Support for Korean parsing

LuteOrg / lute-v3

LUTE = Learning Using Texts: learn languages through reading.

https://luteorg.github.io/lute-manual/

MIT License

489 stars 46 forks source link

Support for Korean parsing #11

Open rocky1638 opened 1 year ago

rocky1638 commented 1 year ago

Is your feature request related to a problem? Please describe.

I'd like for there to be a way to parse Korean texts as I'm learning Korean.

Describe the solution you'd like

Implement a Korean parser based on MeCab-Ko.

Describe alternatives you've considered

I tried to use MeCab to parse a Korean text, but it didn't work, even though MeCab and MeCab-Ko seem to have similarities based on my online research.

(I was using \p{Hangul} as the Regex for character matching, but I'm not sure if that's correct either so that could have been the issue.)

jzohrab commented 1 year ago

Hi there, thanks for the message. Unfortunately I have no idea how to implement this effectively. Korean is known to be tough to parse.

Japanese has MeCab, which can be installed on the command line for all OS's that I can see. ref https://github.com/jzohrab/lute/wiki/Installing-dependencies#mecab for installation notes ... Is there anything similar for Korean? I found https://github.com/shirakaba/mecab-ko but that appears to be iOS (mac) only. If something like the Lute install instructions were available for MeCab-Ko, that should be feasible.

There are python libraries that might work, but I can't see how to make them work for Lute (in its current state) easily.

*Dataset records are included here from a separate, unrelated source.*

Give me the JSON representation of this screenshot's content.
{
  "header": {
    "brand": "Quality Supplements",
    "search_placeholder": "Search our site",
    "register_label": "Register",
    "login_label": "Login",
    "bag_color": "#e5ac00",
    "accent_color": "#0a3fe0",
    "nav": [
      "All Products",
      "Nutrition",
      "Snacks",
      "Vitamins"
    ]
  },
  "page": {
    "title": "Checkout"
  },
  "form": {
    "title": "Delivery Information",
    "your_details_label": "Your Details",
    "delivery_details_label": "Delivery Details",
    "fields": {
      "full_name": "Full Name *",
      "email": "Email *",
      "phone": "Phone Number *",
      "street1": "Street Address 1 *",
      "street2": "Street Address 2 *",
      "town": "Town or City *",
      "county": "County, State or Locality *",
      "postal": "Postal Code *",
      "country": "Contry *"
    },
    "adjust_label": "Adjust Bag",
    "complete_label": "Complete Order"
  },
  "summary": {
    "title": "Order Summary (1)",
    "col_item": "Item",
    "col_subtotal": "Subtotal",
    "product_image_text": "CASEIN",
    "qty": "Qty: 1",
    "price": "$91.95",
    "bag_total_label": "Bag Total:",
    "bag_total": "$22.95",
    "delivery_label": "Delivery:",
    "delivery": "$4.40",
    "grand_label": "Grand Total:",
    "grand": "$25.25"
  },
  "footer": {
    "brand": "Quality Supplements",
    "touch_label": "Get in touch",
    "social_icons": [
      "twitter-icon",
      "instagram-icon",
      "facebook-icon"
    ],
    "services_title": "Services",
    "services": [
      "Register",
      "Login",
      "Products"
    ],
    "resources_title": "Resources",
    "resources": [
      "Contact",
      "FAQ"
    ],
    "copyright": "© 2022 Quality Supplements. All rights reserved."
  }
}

jzohrab commented 12 months ago

@rocky1638 made changes in Lute v2 for Korean, would be nice to add them to v3. Message from him/her in Discord:

... finally ended up pushing the changes for korean up to my fork here: https://github.com/rocky1638/lute-ko ... hand the baton off to you! Wrote some context at the top of the README for known bugs and what I added.

Not sure how tough it will be to port this over -- architecturally, most things are still the same, but the Japanese parser uses natto-py and has a MECAB_PATH user setting. Maybe the ko mecab has something similar, not sure.

emanuelps2708 commented 11 months ago

I found a Korean parser that might work: https://github.com/konlpy/konlpy https://konlpy.org/en/latest/

emanuelps2708 commented 11 months ago

This one it says that's cross platform (linux, windows and mac), and it's written in python which might help to implement it to the main lute

jzohrab commented 11 months ago

Thanks @emanuelps2708 for the note. The code appears to also use Java, which is interesting. That's not a dealbreaker, but it might be slow (?), and it might make installs complicated for some people. For Docker, it would likely be fine, just means more stuff in the image. I'm also not sure how that project loads dictionaries, more testing needed!

emanuelps2708 commented 11 months ago

Thanks for replying and for your patience, sorry for requesting too many things. About the dictionaries it has different options Hannanum, Kka, and Mecab-ko. It appears that Mecab is the best option related to speed followed by Hannanum https://konlpy.org/en/latest/morph/ https://konlpy.org/en/latest/data/

Finally for the testing I don't know how to do it but if you need someone I'll be more than happy to help as much as I can https://konlpy.org/en/latest/test/ (maybe this can help) Thanks again @jzohrab ;)